ANN Search Timeouts

SbstnErhrdt · March 16, 2022, 4:11pm

We try to use the ANN (Approximate Nearest Neighbor) feature of the 8.0 Version of Elasticsearch. (k-nearest neighbor (kNN) search | Elasticsearch Guide [8.1] | Elastic)

At the moment we have indexed 16 million documents
Index a: ~6Mio
Index b: ~10Mio

We created the index using the following mapping

	{
		"mappings": {
			"properties": {
				"vector": {
					"type": "dense_vector",
					"dims": 768,
					"index": true,
					"similarity": "l2_norm"					
				}
			}
		}
	}

And the following query to retrieve the ann results

POST a/_knn_search
{
	"knn": {
      		"field": "vector",
			"query_vector": [
                  0.5619577,
                  -1.7599238,
                  ...
               ],
       		"k": 100,
		"num_candidates": 1000
    	},
	"_source": ["id", "documentParts.title"]
}

The setup is in a cloud environment where we currently have

8 VCPUs
128GBs of RAM
2TB of SSD storage

On the virtual machine I have set up a Kibana and ES using docker-compose (GitHub - deviantony/docker-elk: The Elastic stack (ELK) powered by Docker and Compose.)
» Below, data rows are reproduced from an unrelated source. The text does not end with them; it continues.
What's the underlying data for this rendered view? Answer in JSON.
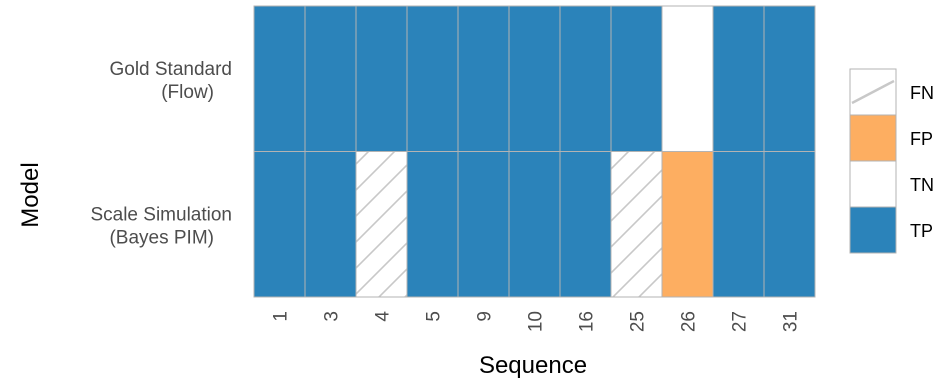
{
  "chart_data": {
    "type": "heatmap",
    "xlabel": "Sequence",
    "ylabel": "Model",
    "x": [
      "1",
      "3",
      "4",
      "5",
      "9",
      "10",
      "16",
      "25",
      "26",
      "27",
      "31"
    ],
    "y": [
      {
        "line1": "Gold Standard",
        "line2": "(Flow)"
      },
      {
        "line1": "Scale Simulation",
        "line2": "(Bayes PIM)"
      }
    ],
    "cells": [
      [
        "TP",
        "TP",
        "TP",
        "TP",
        "TP",
        "TP",
        "TP",
        "TP",
        "TN",
        "TP",
        "TP"
      ],
      [
        "TP",
        "TP",
        "FN",
        "TP",
        "TP",
        "TP",
        "TP",
        "FN",
        "FP",
        "TP",
        "TP"
      ]
    ],
    "legend": [
      "FN",
      "FP",
      "TN",
      "TP"
    ],
    "legend_position": "right",
    "colors": {
      "FN": "#ffffff",
      "FP": "#fdae61",
      "TN": "#ffffff",
      "TP": "#2b83ba",
      "cell_border": "#b3b3b3",
      "hatch": "#c8c8c8"
    },
    "hatched_category": "FN",
    "grid": false
  }
}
including the following env

    environment:
      - "ES_JAVA_OPTS=-Xmx64g -Xms64g"

This setup worked quite fine and we were happy with the response times. (1-6 seconds for k=50 ANN)

So now we tried to do the same with cosine instead of l2_norm.

	{
		"mappings": {
			"properties": {
				"vector": {
					"type": "dense_vector",
					"dims": 768,
					"index": true,
					"similarity": "cosine"					
				}
			}
		}
	}

We reindex all the data on the same machine and now we have 32 Mio docs.
Index a: ~6Mio
Index b: ~10Mio
Index a_cos: ~6Mio
Index b_cos: ~10Mio

Now we constantly get timeouts for the requests that worked perfectly before.
Error 504 (Gateway Timeout)

Why is it not working anymore?
What changed?
How can I debug this?
Is there a potential solution?

Thanks a lot

mayya · April 1, 2022, 10:24pm

Searches are very fast if all data structures that are needed for _knn_search are already built and available. So if you index all your data, you don't have any more index updates, and then force merge to a single segment, wait till force_merge to be done, and then run your searches, you will get the best search performance.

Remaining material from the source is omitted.